Keep more of your money in an account earmarked for your goals and leave less money readily available in a checking account meant for monthly spending. Only make purchases on a card that will pull from that checking account so you can be mindful of your purchases.

#3 – Slow Down:

Before submitting that order, take a moment to inventory your mental and emotional state. Are you stressed? Feeling blue? Oftentimes impulse purchases have less to do with that item we just can't live without and more about satisfying a deeper need. If you think your mood might be motivating your purchase, leave the item in your online shopping cart for 24 hours to see if you are still excited about it tomorrow.

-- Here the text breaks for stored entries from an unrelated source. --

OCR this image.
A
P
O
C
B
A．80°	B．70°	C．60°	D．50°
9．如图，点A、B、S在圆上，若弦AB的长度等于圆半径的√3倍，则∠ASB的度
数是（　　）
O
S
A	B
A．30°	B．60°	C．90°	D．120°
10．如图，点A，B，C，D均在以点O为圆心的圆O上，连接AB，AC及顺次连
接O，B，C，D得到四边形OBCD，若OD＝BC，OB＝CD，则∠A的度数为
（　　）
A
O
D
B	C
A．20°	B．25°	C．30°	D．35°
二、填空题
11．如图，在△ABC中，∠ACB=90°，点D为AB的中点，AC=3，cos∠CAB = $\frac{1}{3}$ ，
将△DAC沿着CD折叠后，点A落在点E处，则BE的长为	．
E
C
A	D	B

#4 – Opt-Out From Temptation:

Go ahead and unsubscribe from all of those marketing emails and answer the age-old question, "If the sale happens and I don't get an email about it, does it even exist?"

#5 – Set Up Barriers to Buying:

Take your saved credit card information off your phone so that every online purchase at least requires a walk to your wallet to decide if it is really worth it.


This information is summarized from an article on CNBC.com, September 16, 2021.